Thomas Lantzer, of DuPont Electronic Materials, discussed the “Materials Supplier Perspective on Flexible Hybrid Electronics.” Since the overarching goal of flexible electronics is not just mass and volume reduction but a huge reduction in manufacturing cost, it is axiomatic that fabrication must evolving toward the use of traditional printing methods and flexible substrates.

“There are many printing techniques,” explained Lantzer, “So there are building blocks out there today that we feel will lead to an explosion of fabrication capabilities in the future.” DuPont has been actively involve in flexible materials and electronics for decades, supplying screen printed conductive pastes, resistor pastes for automotive defoggers, flexible films, and flexible materials for copper circuitry.

Mark Poliks, Professor at the State University of New York at Binghamton and Director of the Center for Advanced Microelectronic Manufacturing (CAMM), provided a comprehensive overview of “Materials, Processes & Tools for Fabrication of Flexible Hybrid Electronics.” Working with partners in the Nano-Bio Manufacturing Consortium since 2013, CAMM researchers are developing a wearable disposable sensor system with a target price of $2 to measure human performance parameters. The device including sensors, processor, battery, and wireless communications blocks will be built with copper (Cu) connections on flexible substrates such as polyimide. Initial functionalities will include biometric parameters such as electro-cardio-gram (ECG) signals and skin temperature. First prototypes of ECG sensors on 12.5 micron thin polyimide have been completed, which demonstrate output wave forms with equal or better signal extraction compared to industry standard silver/silver-chloride (Ag/AgCl) electrodes.
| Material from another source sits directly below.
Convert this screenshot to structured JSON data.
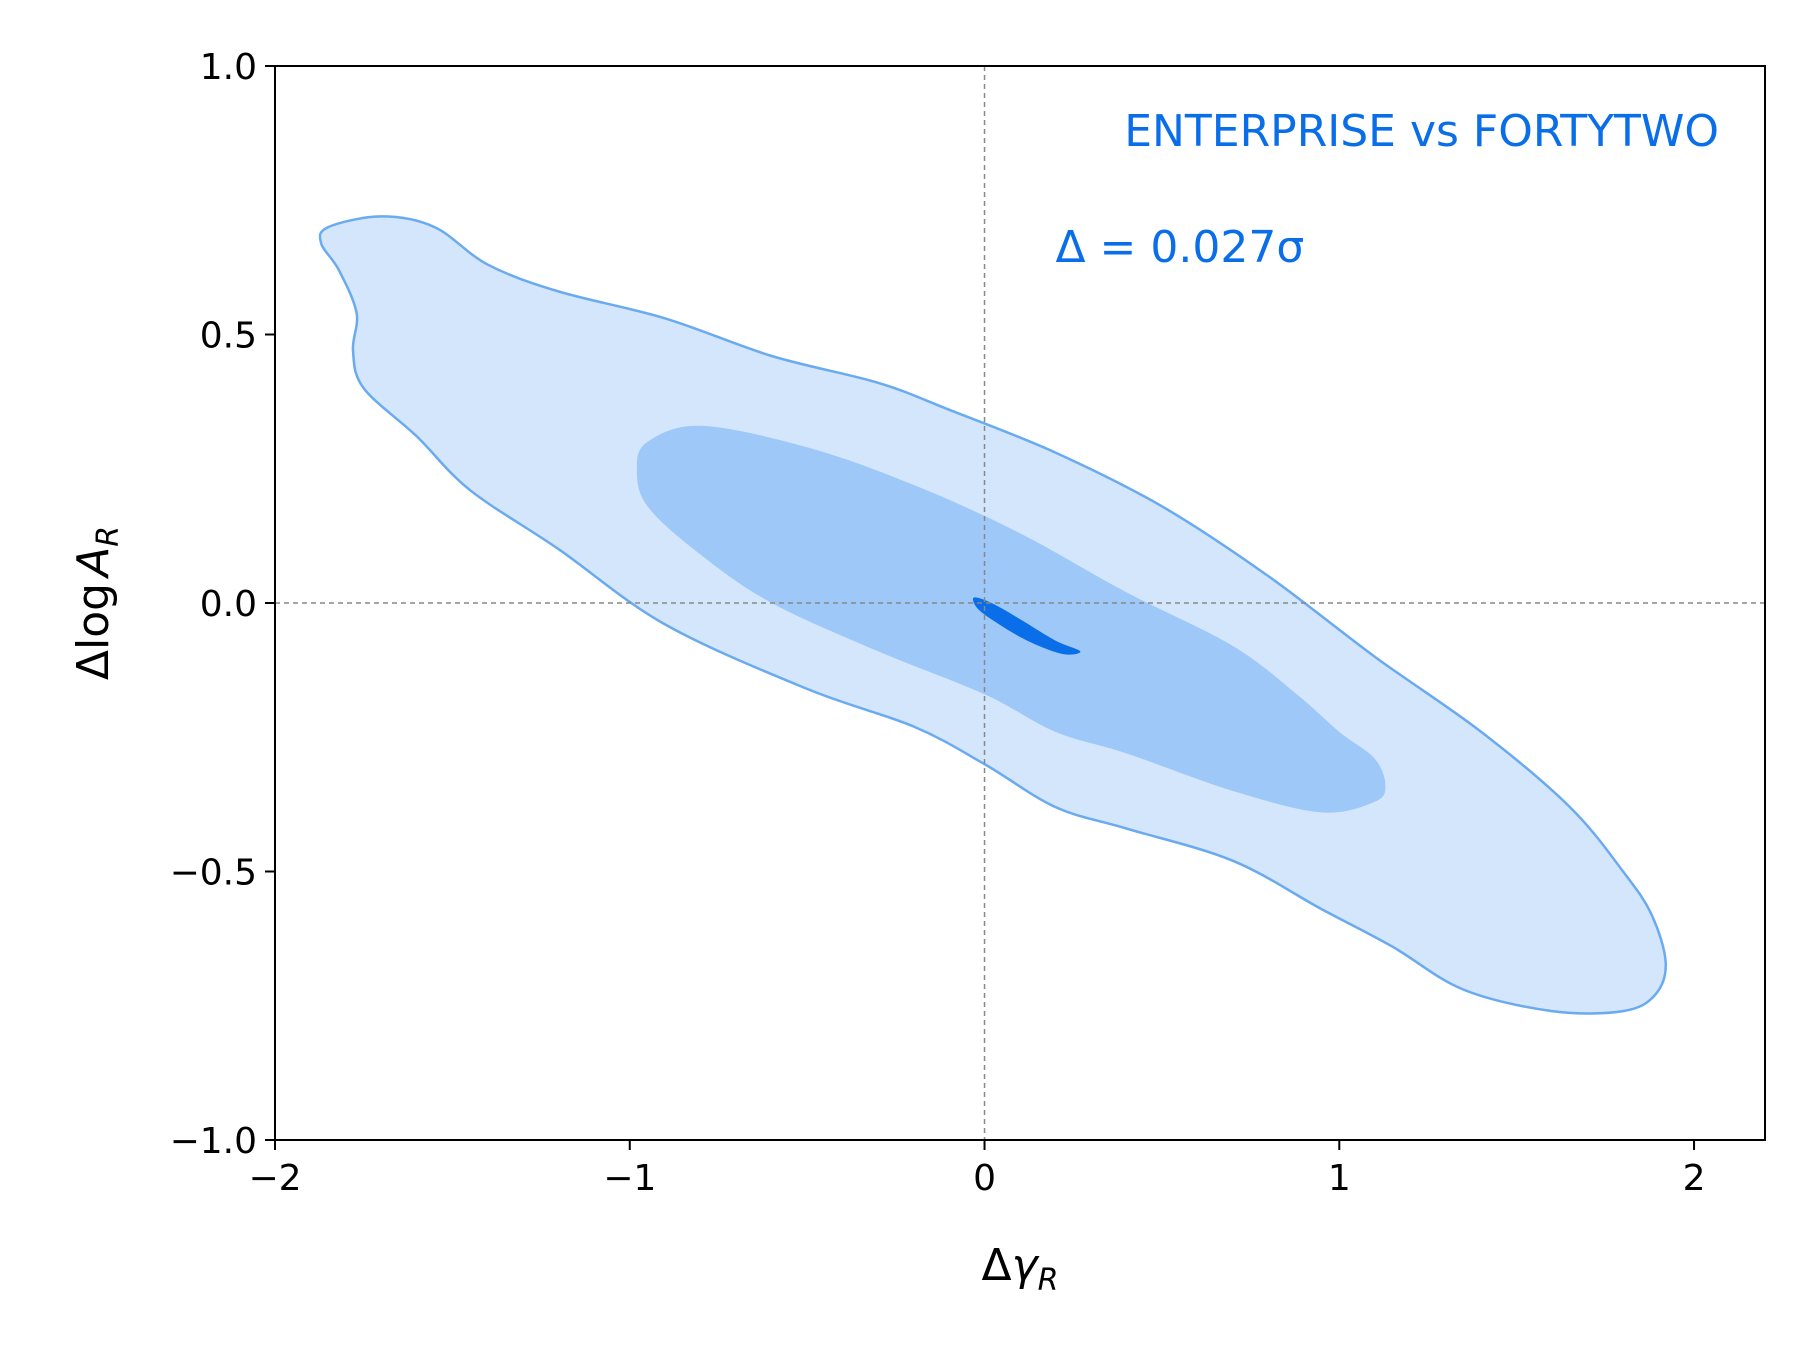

This new printed sensor and breadboard electronics can be flexed over 200 times and retain the same signal quality and heart-beat extraction. The flexible substrate can accommodate assembly processes for flip-chip (FC) ASIC dice having micro-bumps on a 70 micron pitch, using die-placement accuracy of 9 microns (3 sigma). For flexible hybrid applications, dual-sided placement of components along with printed circuitry reduces the real estate of the final packaged device.